We learned in the mishna: Rabbi Yehuda said: In what case is this statement, that one may establish an eiruv only with a person’s knowledge, said? This halakha applies to a joining of Shabbat boundaries, but not a joining of courtyards. Rav Yehuda said that Shmuel said: The halakha is in accordance with the opinion of Rabbi Yehuda in this regard, and not only that, but any place where Rabbi Yehuda taught a halakha with regard to eiruvin, the halakha is in accordance with his opinion.

אמר ליה רב חנא בגדתאה לרב יהודה אמר שמואל אפילו במבוי שניטלו קורותיו או לחייו

Rav Ḥana from Baghdad said to Rav Yehuda: Did Shmuel state this ruling even with regard to an alleyway whose cross beam or side post was removed during Shabbat? Rabbi Yehuda maintains that it is permitted to carry in this alleyway on that same Shabbat.

אמר ליה בעירובין אמרתי לך ולא במחיצות

He said to him: I spoke to you with regard to the acquisition of eiruvin, and not with regard to partitions. The halakhot of partitions are not considered part of the halakhot of eiruvin, as they touch upon several areas of halakha, only one of which is the issue of an eiruv. With regard to partitions, the halakha is not in accordance with Rabbi Yehuda.

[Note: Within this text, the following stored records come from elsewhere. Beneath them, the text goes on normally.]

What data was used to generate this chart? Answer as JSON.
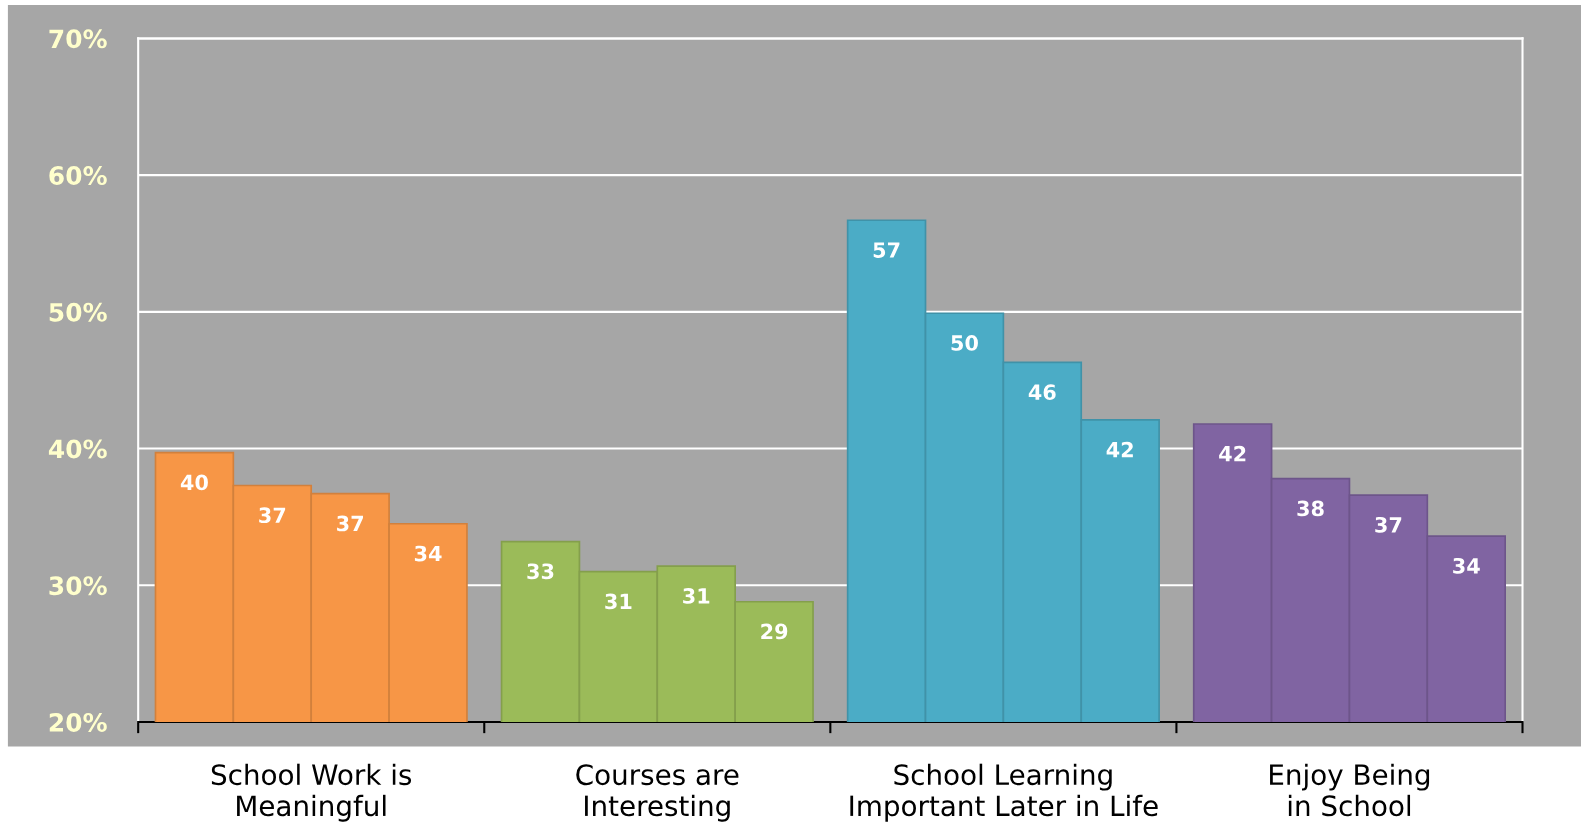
{
  "chart_data": {
    "type": "bar",
    "categories": [
      "School Work is\nMeaningful",
      "Courses are\nInteresting",
      "School Learning\nImportant Later in Life",
      "Enjoy Being\nin School"
    ],
    "series": [
      {
        "colors": [
          "#f79646",
          "#9bbb59",
          "#4bacc6",
          "#8064a2"
        ],
        "values": [
          39.7,
          33.2,
          56.7,
          41.8
        ],
        "value_labels": [
          "40",
          "33",
          "57",
          "42"
        ]
      },
      {
        "colors": [
          "#f79646",
          "#9bbb59",
          "#4bacc6",
          "#8064a2"
        ],
        "values": [
          37.3,
          31.0,
          49.9,
          37.8
        ],
        "value_labels": [
          "37",
          "31",
          "50",
          "38"
        ]
      },
      {
        "colors": [
          "#f79646",
          "#9bbb59",
          "#4bacc6",
          "#8064a2"
        ],
        "values": [
          36.7,
          31.4,
          46.3,
          36.6
        ],
        "value_labels": [
          "37",
          "31",
          "46",
          "37"
        ]
      },
      {
        "colors": [
          "#f79646",
          "#9bbb59",
          "#4bacc6",
          "#8064a2"
        ],
        "values": [
          34.5,
          28.8,
          42.1,
          33.6
        ],
        "value_labels": [
          "34",
          "29",
          "42",
          "34"
        ]
      }
    ],
    "ylim": [
      20,
      70
    ],
    "yticks": [
      {
        "value": 20,
        "label": "20%"
      },
      {
        "value": 30,
        "label": "30%"
      },
      {
        "value": 40,
        "label": "40%"
      },
      {
        "value": 50,
        "label": "50%"
      },
      {
        "value": 60,
        "label": "60%"
      },
      {
        "value": 70,
        "label": "70%"
      }
    ],
    "grid": "y"
  }
}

אמר ליה רב אחא בריה דרבא לרב אשי הלכה מכלל דפליגי והאמר רבי יהושע בן לוי כל מקום שאמר רבי יהודה אימתי ובמה במשנתנו אינו אלא לפרש דברי חכמים

Rav Aḥa, son of Rava, said to Rav Ashi: As it is stated that the halakha is in accordance with Rabbi Yehuda, this proves by inference that there is a dispute concerning this issue. But didn’t Rabbi Yehoshua ben Levi say: Any place where Rabbi Yehuda says when, or in what case is this, in the Mishna, he intends only to explain the earlier statement of the Rabbis, not to disagree with them. Why, then, did Shmuel say that the halakha is in accordance with the opinion of Rabbi Yehuda, when according to Rabbi Yehoshua ben Levi he is merely clarifying the opinion of the Rabbis, and there is no dispute between them?

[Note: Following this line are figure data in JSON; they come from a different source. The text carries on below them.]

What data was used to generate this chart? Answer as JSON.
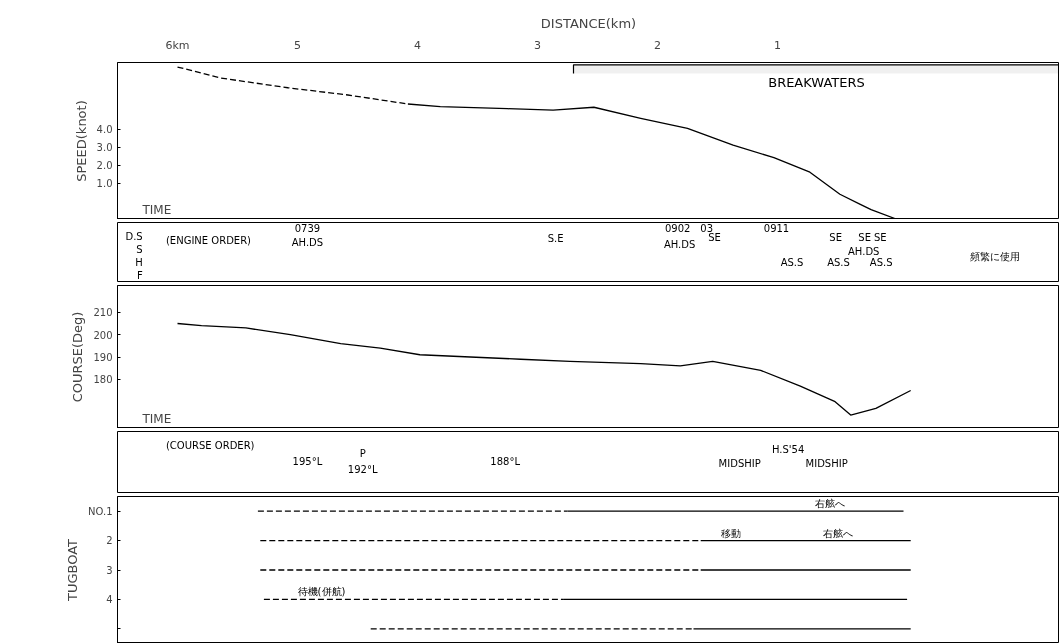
{
  "chart_data": [
    {
      "type": "line",
      "xlabel": "DISTANCE(km)",
      "ylabel": "SPEED(knot)",
      "xlim": [
        6.5,
        -1.35
      ],
      "xticks": [
        {
          "value": 6,
          "label": "6km"
        },
        5,
        4,
        3,
        2,
        1
      ],
      "ylim": [
        -1.0,
        7.7
      ],
      "yticks": [
        {
          "value": 1,
          "label": "1.0"
        },
        {
          "value": 2,
          "label": "2.0"
        },
        {
          "value": 3,
          "label": "3.0"
        },
        {
          "value": 4,
          "label": "4.0"
        }
      ],
      "grid": false,
      "series": [
        {
          "color": "#000000",
          "line_style": "dashed",
          "x": [
            6.0,
            5.64,
            5.08,
            4.58,
            4.08
          ],
          "values": [
            7.45,
            6.84,
            6.3,
            5.9,
            5.4
          ]
        },
        {
          "color": "#000000",
          "line_style": "solid",
          "x": [
            4.08,
            3.81,
            3.25,
            2.87,
            2.53,
            2.14,
            1.75,
            1.37,
            1.03,
            0.73,
            0.48,
            0.31,
            0.22,
            0.0
          ],
          "values": [
            5.4,
            5.26,
            5.14,
            5.06,
            5.22,
            4.61,
            4.05,
            3.12,
            2.43,
            1.62,
            0.4,
            -0.16,
            -0.45,
            -1.0
          ]
        }
      ],
      "bands": [
        {
          "axis": "x",
          "from": 2.7,
          "to": -1.35,
          "label": "BREAKWATERS",
          "color": "#000000"
        }
      ],
      "annotations": [
        "TIME"
      ]
    },
    {
      "type": "other",
      "annotations": [
        "(ENGINE ORDER)",
        "D.S",
        "S",
        "H",
        "F",
        "0739",
        "AH.DS",
        "S.E",
        "0902",
        "AH.DS",
        "03",
        "SE",
        "0911",
        "AS.S",
        "SE",
        "AS.S",
        "SE",
        "AH.DS",
        "SE",
        "AS.S",
        "頻繁に使用"
      ]
    },
    {
      "type": "line",
      "ylabel": "COURSE(Deg)",
      "xlim": [
        6.5,
        -1.35
      ],
      "ylim": [
        158,
        222
      ],
      "yticks": [
        180,
        190,
        200,
        210
      ],
      "tick_labels": "y",
      "grid": false,
      "series": [
        {
          "color": "#000000",
          "line_style": "solid",
          "x": [
            6.0,
            5.8,
            5.43,
            5.06,
            4.64,
            4.31,
            3.98,
            3.56,
            3.14,
            2.73,
            2.14,
            1.81,
            1.54,
            1.14,
            0.81,
            0.52,
            0.39,
            0.18,
            -0.11
          ],
          "values": [
            205,
            204,
            203,
            200,
            196,
            194,
            191,
            190,
            189,
            188,
            187,
            186,
            188,
            184,
            177,
            170,
            164,
            167,
            175
          ]
        }
      ],
      "annotations": [
        "TIME"
      ]
    },
    {
      "type": "other",
      "annotations": [
        "(COURSE ORDER)",
        "195°L",
        "P",
        "192°L",
        "188°L",
        "MIDSHIP",
        "H.S'54",
        "MIDSHIP"
      ]
    },
    {
      "type": "line",
      "ylabel": "TUGBOAT",
      "xlim": [
        6.5,
        -1.35
      ],
      "ylim": [
        5.5,
        0.5
      ],
      "yticks": [
        {
          "value": 1,
          "label": "NO.1"
        },
        2,
        3,
        4,
        {
          "value": 5,
          "label": null
        }
      ],
      "tick_labels": "y",
      "grid": false,
      "series": [
        {
          "color": "#000000",
          "line_style": "dashed",
          "x": [
            5.33,
            2.75
          ],
          "values": [
            1,
            1
          ]
        },
        {
          "color": "#000000",
          "line_style": "solid",
          "x": [
            2.75,
            -0.05
          ],
          "values": [
            1,
            1
          ]
        },
        {
          "color": "#000000",
          "line_style": "dashed",
          "x": [
            5.31,
            1.64
          ],
          "values": [
            2,
            2
          ]
        },
        {
          "color": "#000000",
          "line_style": "solid",
          "x": [
            1.64,
            -0.11
          ],
          "values": [
            2,
            2
          ]
        },
        {
          "color": "#000000",
          "line_style": "dashed",
          "x": [
            5.31,
            1.64
          ],
          "values": [
            3,
            3
          ]
        },
        {
          "color": "#000000",
          "line_style": "solid",
          "x": [
            1.64,
            -0.11
          ],
          "values": [
            3,
            3
          ]
        },
        {
          "color": "#000000",
          "line_style": "dashed",
          "x": [
            5.28,
            2.78
          ],
          "values": [
            4,
            4
          ]
        },
        {
          "color": "#000000",
          "line_style": "solid",
          "x": [
            2.78,
            -0.08
          ],
          "values": [
            4,
            4
          ]
        },
        {
          "color": "#000000",
          "line_style": "dashed",
          "x": [
            4.39,
            1.7
          ],
          "values": [
            5,
            5
          ]
        },
        {
          "color": "#000000",
          "line_style": "solid",
          "x": [
            1.7,
            -0.11
          ],
          "values": [
            5,
            5
          ]
        }
      ],
      "annotations": [
        {
          "text": "右舷へ",
          "x": 0.56,
          "y": 1
        },
        {
          "text": "移動",
          "x": 1.39,
          "y": 2
        },
        {
          "text": "右舷へ",
          "x": 0.5,
          "y": 2
        },
        {
          "text": "待機(併航)",
          "x": 4.8,
          "y": 4
        }
      ]
    }
  ]
}
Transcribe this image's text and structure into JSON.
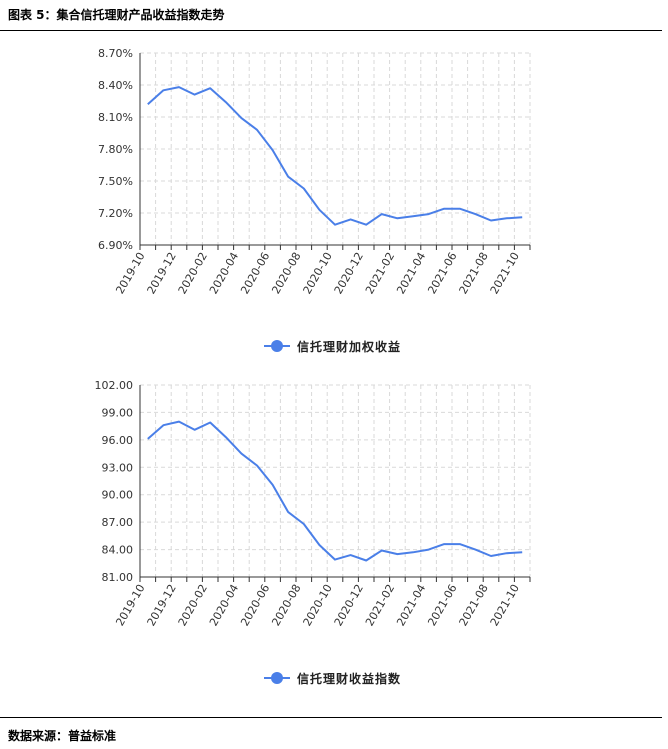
{
  "figure": {
    "title": "图表 5：集合信托理财产品收益指数走势",
    "source": "数据来源：普益标准"
  },
  "colors": {
    "line": "#4A7FE8",
    "grid": "#d9d9d9",
    "axis": "#333333"
  },
  "chart_data": [
    {
      "type": "line",
      "x": [
        "2019-10",
        "2019-11",
        "2019-12",
        "2020-01",
        "2020-02",
        "2020-03",
        "2020-04",
        "2020-05",
        "2020-06",
        "2020-07",
        "2020-08",
        "2020-09",
        "2020-10",
        "2020-11",
        "2020-12",
        "2021-01",
        "2021-02",
        "2021-03",
        "2021-04",
        "2021-05",
        "2021-06",
        "2021-07",
        "2021-08",
        "2021-09",
        "2021-10"
      ],
      "tick_labels": [
        "2019-10",
        "2019-12",
        "2020-02",
        "2020-04",
        "2020-06",
        "2020-08",
        "2020-10",
        "2020-12",
        "2021-02",
        "2021-04",
        "2021-06",
        "2021-08",
        "2021-10"
      ],
      "y_ticks": [
        "6.90%",
        "7.20%",
        "7.50%",
        "7.80%",
        "8.10%",
        "8.40%",
        "8.70%"
      ],
      "ylim": [
        6.9,
        8.7
      ],
      "grid": true,
      "legend_position": "bottom-center",
      "series": [
        {
          "name": "信托理财加权收益",
          "values": [
            8.22,
            8.35,
            8.38,
            8.31,
            8.37,
            8.24,
            8.09,
            7.98,
            7.79,
            7.54,
            7.43,
            7.23,
            7.09,
            7.14,
            7.09,
            7.19,
            7.15,
            7.17,
            7.19,
            7.24,
            7.24,
            7.19,
            7.13,
            7.15,
            7.16
          ]
        }
      ]
    },
    {
      "type": "line",
      "x": [
        "2019-10",
        "2019-11",
        "2019-12",
        "2020-01",
        "2020-02",
        "2020-03",
        "2020-04",
        "2020-05",
        "2020-06",
        "2020-07",
        "2020-08",
        "2020-09",
        "2020-10",
        "2020-11",
        "2020-12",
        "2021-01",
        "2021-02",
        "2021-03",
        "2021-04",
        "2021-05",
        "2021-06",
        "2021-07",
        "2021-08",
        "2021-09",
        "2021-10"
      ],
      "tick_labels": [
        "2019-10",
        "2019-12",
        "2020-02",
        "2020-04",
        "2020-06",
        "2020-08",
        "2020-10",
        "2020-12",
        "2021-02",
        "2021-04",
        "2021-06",
        "2021-08",
        "2021-10"
      ],
      "y_ticks": [
        "81.00",
        "84.00",
        "87.00",
        "90.00",
        "93.00",
        "96.00",
        "99.00",
        "102.00"
      ],
      "ylim": [
        81,
        102
      ],
      "grid": true,
      "legend_position": "bottom-center",
      "series": [
        {
          "name": "信托理财收益指数",
          "values": [
            96.1,
            97.6,
            98.0,
            97.1,
            97.9,
            96.3,
            94.5,
            93.2,
            91.1,
            88.1,
            86.8,
            84.5,
            82.9,
            83.4,
            82.8,
            83.9,
            83.5,
            83.7,
            84.0,
            84.6,
            84.6,
            84.0,
            83.3,
            83.6,
            83.7
          ]
        }
      ]
    }
  ]
}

ולא פליגי והא אנן תנן נתוספו עליהן מוסיף ומזכה וצריך להודיע

Before addressing this question, the Gemara expresses surprise over the claim itself: And do Rabbi Yehuda and the Sages not dispute this issue? Didn’t we learn in an earlier mishna: If new residents were added to the original residents of the alleyway, he may add to the eiruv for those residents and confer possession on them, and he must inform the new residents of their inclusion in the merging of alleyways. Apparently, this tanna maintains that one must inform them even with regard to a joining of courtyards. This ruling contradicts the opinion of Rabbi Yehuda, which proves that there is at least one Sage who does not accept his opinion.

התם בחצר שבין שני מבואות

The Gemara answers: There, the mishna is referring to a courtyard situated between two alleyways, in which case the residents of the courtyard may join a merging with whichever alleyway they prefer. As their participation in the merging involves a certain disadvantage, for perhaps the residents of the courtyard would not want to establish a merging of alleyways with one alleyway and lose out on a potential merging with the other, it is necessary to inform them.

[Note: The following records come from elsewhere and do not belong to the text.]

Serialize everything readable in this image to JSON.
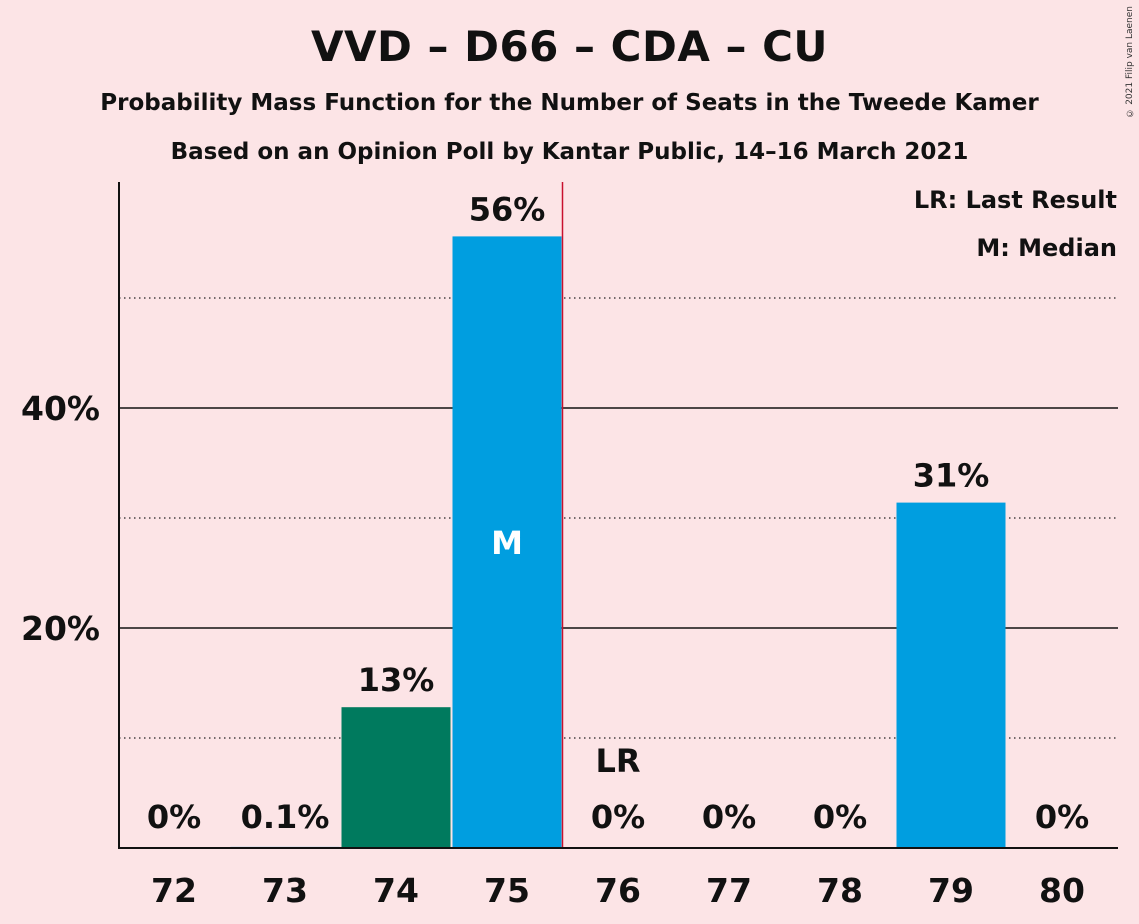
{
  "title": "VVD – D66 – CDA – CU",
  "subtitle": "Probability Mass Function for the Number of Seats in the Tweede Kamer",
  "subtitle2": "Based on an Opinion Poll by Kantar Public, 14–16 March 2021",
  "copyright": "© 2021 Filip van Laenen",
  "legend": {
    "last_result": "LR: Last Result",
    "median": "M: Median"
  },
  "colors": {
    "background": "#fce4e6",
    "bar": "#009ee0",
    "last_result_bar": "#007a5e",
    "marker_line": "#c8102e"
  },
  "chart_data": {
    "type": "bar",
    "categories": [
      "72",
      "73",
      "74",
      "75",
      "76",
      "77",
      "78",
      "79",
      "80"
    ],
    "values": [
      0,
      0.1,
      12.8,
      55.6,
      0,
      0,
      0,
      31.4,
      0
    ],
    "value_labels": [
      "0%",
      "0.1%",
      "13%",
      "56%",
      "0%",
      "0%",
      "0%",
      "31%",
      "0%"
    ],
    "ylim": [
      0,
      60
    ],
    "yticks": [
      {
        "value": 20,
        "label": "20%"
      },
      {
        "value": 40,
        "label": "40%"
      }
    ],
    "minor_gridlines": [
      10,
      30,
      50
    ],
    "median_category": "75",
    "median_label": "M",
    "last_result_category": "76",
    "last_result_label": "LR",
    "highlight_category": "74",
    "grid": true,
    "legend_position": "top-right"
  }
}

והאמר רב שיזבי אמר רב חסדא זאת אומרת חלוקין עליו חביריו על רבי יהודה

The Gemara raises a further difficulty: Didn’t Rav Sheizvi say that Rav Ḥisda said with regard to that same mishna: That is to say that Rabbi Yehuda’s colleagues disagree with him over the need to inform the other residents about the eiruv? This statement indicates that at least some Sages hold that the matter is in dispute, and not everyone agrees with Rabbi Yehuda.